Связь, против которой я боролся, спокойствие, которого я жаждал, гребаный дом, который она создала внутри меня, цель, которую она дала мне, даже не подозревая об этом… все ушло.
‒ Я, блядь, ее не чувствую.
‒ Что ты имеешь в виду? ‒ Ледженд продвигается вперед. ‒ Что ты имеешь в виду, Найт!
Синнер подходит, плечи напряжены, выражение лица суровое, когда он прокладывает себе путь в мой разум.
‒ Она… ушла.
Ушла.
Связь исчезла.
Моя душа разрывается.
Мое сердце пусто.
Затем из-за угла появляется мама, ее глаза расширяются от паники, когда она замечает меня на полу.
Но затем происходит нечто странное. Она замирает, оглядывает меня с головы до ног, выражение ее лица разглаживается, когда она самостоятельно приходит к выводу.
‒ Итак, она наконец-то мертва.
Это не вопрос. Это констатированный факт, который сотрясает кости и оставляет меня бессильным. Буквально.
Я не чувствую, как энергия проходит через меня. Никакой искры или присутствия под кожей.
Лондон. Моя красивая, беловолосая маленькая куколка… мертва.
И это все моя гребаная вина.
Не успевает эта мысль пронестись сквозь меня, как раздается взрыв.
В конце коридора начинается пожар, двери разлетаются сотнями мелких осколков.
Братья вскакивают на ноги, сила струится из их пальцев, а затем комнату позади меня смывает гребаное цунами.
Вода кружится в эту сторону, огонь растет и вздымается с другой стороны, а затем разверзаются небеса.

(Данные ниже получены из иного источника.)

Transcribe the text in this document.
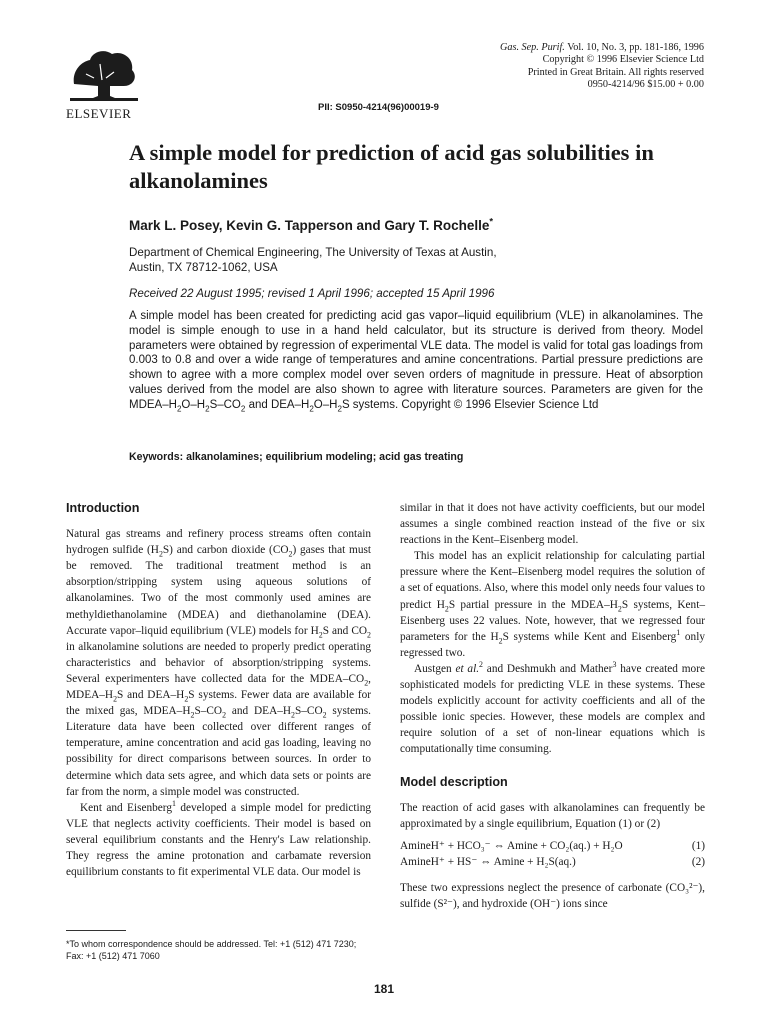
ELSEVIER	PII: S0950-4214(96)00019-9
Gas. Sep. Purif. Vol. 10, No. 3, pp. 181-186, 1996
Copyright © 1996 Elsevier Science Ltd
Printed in Great Britain. All rights reserved
0950-4214/96 $15.00 + 0.00
A simple model for prediction of acid gas solubilities in alkanolamines
Mark L. Posey, Kevin G. Tapperson and Gary T. Rochelle*
Department of Chemical Engineering, The University of Texas at Austin,
Austin, TX 78712-1062, USA
Received 22 August 1995; revised 1 April 1996; accepted 15 April 1996

A simple model has been created for predicting acid gas vapor–liquid equilibrium (VLE) in alkanolamines. The model is simple enough to use in a hand held calculator, but its structure is derived from theory. Model parameters were obtained by regression of experimental VLE data. The model is valid for total gas loadings from 0.003 to 0.8 and over a wide range of temperatures and amine concentrations. Partial pressure predictions are shown to agree with a more complex model over seven orders of magnitude in pressure. Heat of absorption values derived from the model are also shown to agree with literature sources. Parameters are given for the MDEA–$H_2O-H_2S-CO_2$ and DEA–$H_2O-H_2S$ systems. Copyright © 1996 Elsevier Science Ltd

Keywords: alkanolamines; equilibrium modeling; acid gas treating
Introduction

Natural gas streams and refinery process streams often contain hydrogen sulfide $(H_2S)$ and carbon dioxide $(CO_2)$ gases that must be removed. The traditional treatment method is an absorption/stripping system using aqueous solutions of alkanolamines. Two of the most commonly used amines are methyldiethanolamine (MDEA) and diethanolamine (DEA). Accurate vapor–liquid equilibrium (VLE) models for $H_2S$ and $CO_2$ in alkanolamine solutions are needed to properly predict operating characteristics and behavior of absorption/stripping systems. Several experimenters have collected data for the MDEA–$CO_2$, MDEA–$H_2S$ and DEA–$H_2S$ systems. Fewer data are available for the mixed gas, MDEA–$H_2S-CO_2$ and DEA–$H_2S-CO_2$ systems. Literature data have been collected over different ranges of temperature, amine concentration and acid gas loading, leaving no possibility for direct comparisons between sources. In order to determine which data sets agree, and which data sets or points are far from the norm, a simple model was constructed.

Kent and Eisenberg$^1$ developed a simple model for predicting VLE that neglects activity coefficients. Their model is based on several equilibrium constants and the Henry's Law relationship. They regress the amine protonation and carbamate reversion equilibrium constants to fit experimental VLE data. Our model is

similar in that it does not have activity coefficients, but our model assumes a single combined reaction instead of the five or six reactions in the Kent–Eisenberg model.

This model has an explicit relationship for calculating partial pressure where the Kent–Eisenberg model requires the solution of a set of equations. Also, where this model only needs four values to predict $H_2S$ partial pressure in the MDEA–$H_2S$ systems, Kent–Eisenberg uses 22 values. Note, however, that we regressed four parameters for the $H_2S$ systems while Kent and Eisenberg$^1$ only regressed two.

Austgen et al.$^2$ and Deshmukh and Mather$^3$ have created more sophisticated models for predicting VLE in these systems. These models explicitly account for activity coefficients and all of the possible ionic species. However, these models are complex and require solution of a set of non-linear equations which is computationally time consuming.

Model description

The reaction of acid gases with alkanolamines can frequently be approximated by a single equilibrium, Equation (1) or (2)

AmineH⁺ + HCO₃⁻ ⇔ Amine + CO₂(aq.) + H₂O	(1)
AmineH⁺ + HS⁻ ⇔ Amine + H₂S(aq.)	(2)

These two expressions neglect the presence of carbonate (CO₃²⁻), sulfide (S²⁻), and hydroxide (OH⁻) ions since

*To whom correspondence should be addressed. Tel: +1 (512) 471 7230; Fax: +1 (512) 471 7060
181
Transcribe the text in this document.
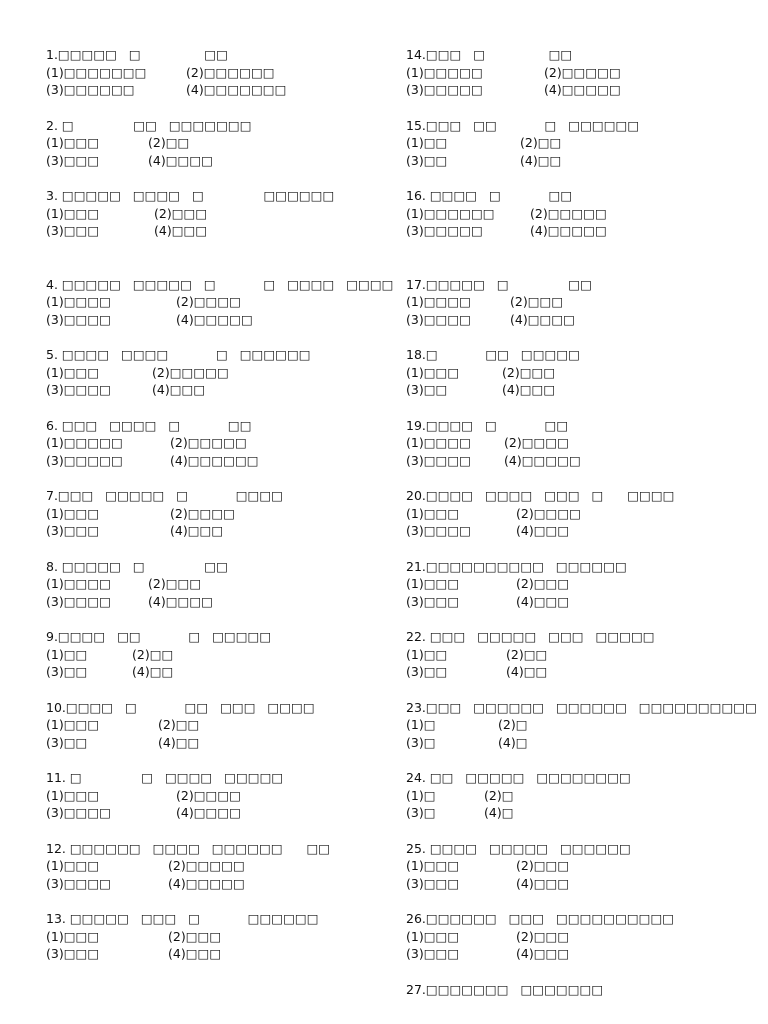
1.□□□□□   □                □□
(1)□□□□□□□	(2)□□□□□□
(3)□□□□□□	(4)□□□□□□□
2. □               □□   □□□□□□□
(1)□□□	(2)□□
(3)□□□	(4)□□□□
3. □□□□□   □□□□   □               □□□□□□
(1)□□□	(2)□□□
(3)□□□	(4)□□□
4. □□□□□   □□□□□   □            □   □□□□   □□□□
(1)□□□□	(2)□□□□
(3)□□□□	(4)□□□□□
5. □□□□   □□□□            □   □□□□□□
(1)□□□	(2)□□□□□
(3)□□□□	(4)□□□
6. □□□   □□□□   □            □□
(1)□□□□□	(2)□□□□□
(3)□□□□□	(4)□□□□□□
7.□□□   □□□□□   □            □□□□
(1)□□□	(2)□□□□
(3)□□□	(4)□□□
8. □□□□□   □               □□
(1)□□□□	(2)□□□
(3)□□□□	(4)□□□□
9.□□□□   □□            □   □□□□□
(1)□□	(2)□□
(3)□□	(4)□□
10.□□□□   □            □□   □□□   □□□□
(1)□□□	(2)□□
(3)□□	(4)□□
11. □               □   □□□□   □□□□□
(1)□□□	(2)□□□□
(3)□□□□	(4)□□□□
12. □□□□□□   □□□□   □□□□□□      □□
(1)□□□	(2)□□□□□
(3)□□□□	(4)□□□□□
13. □□□□□   □□□   □            □□□□□□
(1)□□□	(2)□□□
(3)□□□	(4)□□□
14.□□□   □                □□
(1)□□□□□	(2)□□□□□
(3)□□□□□	(4)□□□□□
15.□□□   □□            □   □□□□□□
(1)□□	(2)□□
(3)□□	(4)□□
16. □□□□   □            □□
(1)□□□□□□	(2)□□□□□
(3)□□□□□	(4)□□□□□
17.□□□□□   □               □□
(1)□□□□	(2)□□□
(3)□□□□	(4)□□□□
18.□            □□   □□□□□
(1)□□□	(2)□□□
(3)□□	(4)□□□
19.□□□□   □            □□
(1)□□□□	(2)□□□□
(3)□□□□	(4)□□□□□
20.□□□□   □□□□   □□□   □      □□□□
(1)□□□	(2)□□□□
(3)□□□□	(4)□□□
21.□□□□□□□□□□   □□□□□□
(1)□□□	(2)□□□
(3)□□□	(4)□□□
22. □□□   □□□□□   □□□   □□□□□
(1)□□	(2)□□
(3)□□	(4)□□
23.□□□   □□□□□□   □□□□□□   □□□□□□□□□□
(1)□	(2)□
(3)□	(4)□
24. □□   □□□□□   □□□□□□□□
(1)□	(2)□
(3)□	(4)□
25. □□□□   □□□□□   □□□□□□
(1)□□□	(2)□□□
(3)□□□	(4)□□□
26.□□□□□□   □□□   □□□□□□□□□□
(1)□□□	(2)□□□
(3)□□□	(4)□□□
27.□□□□□□□   □□□□□□□
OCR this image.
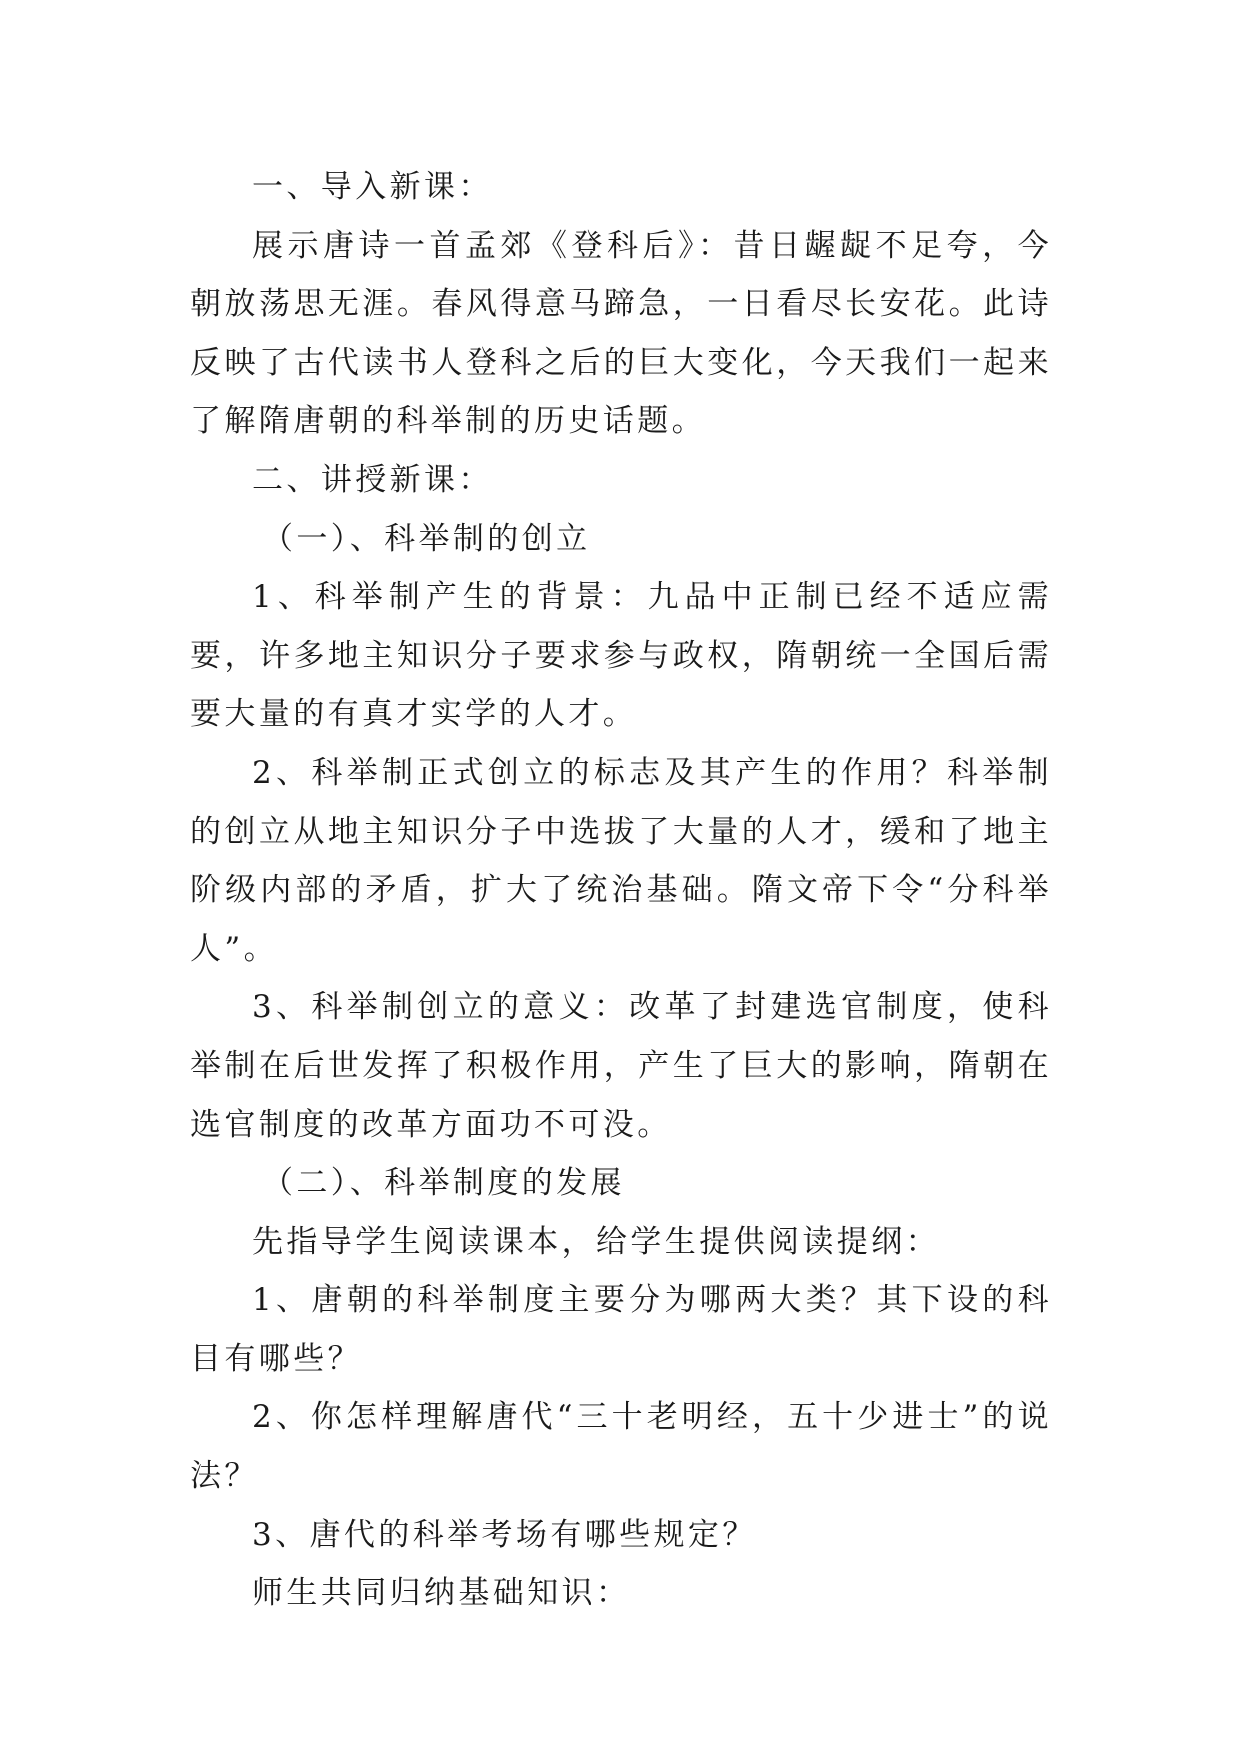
一、导入新课：

展示唐诗一首孟郊《登科后》：昔日龌龊不足夸，今朝放荡思无涯。春风得意马蹄急，一日看尽长安花。此诗反映了古代读书人登科之后的巨大变化，今天我们一起来了解隋唐朝的科举制的历史话题。

二、讲授新课：

（一）、科举制的创立

1、科举制产生的背景：九品中正制已经不适应需要，许多地主知识分子要求参与政权，隋朝统一全国后需要大量的有真才实学的人才。

2、科举制正式创立的标志及其产生的作用？科举制的创立从地主知识分子中选拔了大量的人才，缓和了地主阶级内部的矛盾，扩大了统治基础。隋文帝下令“分科举人”。

3、科举制创立的意义：改革了封建选官制度，使科举制在后世发挥了积极作用，产生了巨大的影响，隋朝在选官制度的改革方面功不可没。

（二）、科举制度的发展

先指导学生阅读课本，给学生提供阅读提纲：

1、唐朝的科举制度主要分为哪两大类？其下设的科目有哪些？

2、你怎样理解唐代“三十老明经，五十少进士”的说法？

3、唐代的科举考场有哪些规定？

师生共同归纳基础知识：
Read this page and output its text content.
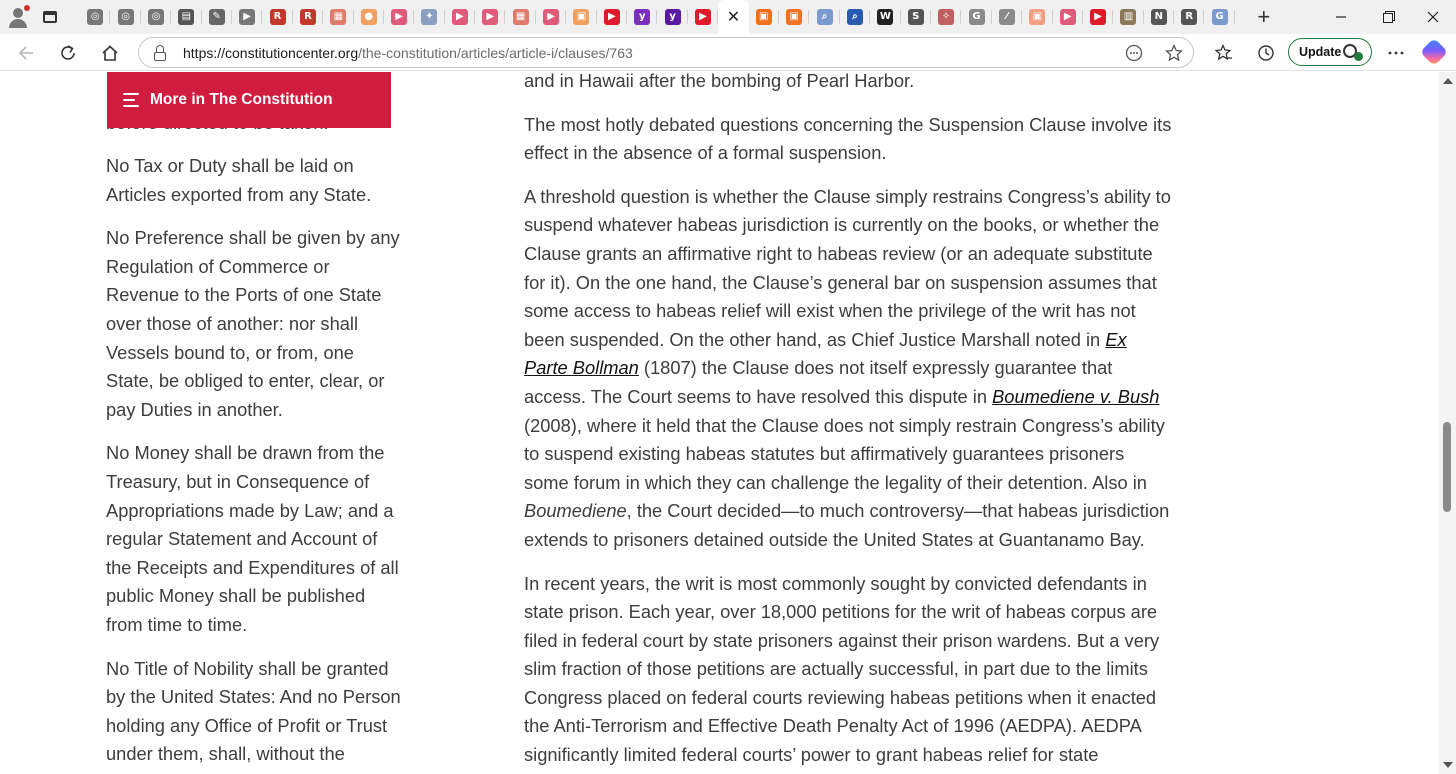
◎	◎	◎	▤	✎	▶	R	R	▦	●	▶	✦	▶	▶	▦	▶	▣	▶	y	y	▶ ✕	▣	▣	⌕	⌕	W	S	✧	G	⁄	▣	▶	▶	▥	N	R	G	+
https://constitutioncenter.org/the-constitution/articles/article-i/clauses/763	Update
More in The Constitution

No Tax or Duty shall be laid on Articles exported from any State.

No Preference shall be given by any Regulation of Commerce or Revenue to the Ports of one State over those of another: nor shall Vessels bound to, or from, one State, be obliged to enter, clear, or pay Duties in another.

No Money shall be drawn from the Treasury, but in Consequence of Appropriations made by Law; and a regular Statement and Account of the Receipts and Expenditures of all public Money shall be published from time to time.

No Title of Nobility shall be granted by the United States: And no Person holding any Office of Profit or Trust under them, shall, without the

and in Hawaii after the bombing of Pearl Harbor.

The most hotly debated questions concerning the Suspension Clause involve its effect in the absence of a formal suspension.

A threshold question is whether the Clause simply restrains Congress’s ability to suspend whatever habeas jurisdiction is currently on the books, or whether the Clause grants an affirmative right to habeas review (or an adequate substitute for it). On the one hand, the Clause’s general bar on suspension assumes that some access to habeas relief will exist when the privilege of the writ has not been suspended. On the other hand, as Chief Justice Marshall noted in Ex Parte Bollman (1807) the Clause does not itself expressly guarantee that access. The Court seems to have resolved this dispute in Boumediene v. Bush (2008), where it held that the Clause does not simply restrain Congress’s ability to suspend existing habeas statutes but affirmatively guarantees prisoners some forum in which they can challenge the legality of their detention. Also in Boumediene, the Court decided—to much controversy—that habeas jurisdiction extends to prisoners detained outside the United States at Guantanamo Bay.

In recent years, the writ is most commonly sought by convicted defendants in state prison. Each year, over 18,000 petitions for the writ of habeas corpus are filed in federal court by state prisoners against their prison wardens. But a very slim fraction of those petitions are actually successful, in part due to the limits Congress placed on federal courts reviewing habeas petitions when it enacted the Anti-Terrorism and Effective Death Penalty Act of 1996 (AEDPA). AEDPA significantly limited federal courts’ power to grant habeas relief for state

Гром и молнии проливаются с дождем над нами, ударяя по коже и встряхивая.
Я ничего этого не чувствую.
Братья кричат.
Мать кричит.
Я закрываю глаза, умоляя гребаного монстра, который создал меня, заключить в свои объятия и держать там, пока от меня не останется ничего, кроме пепла у его ног.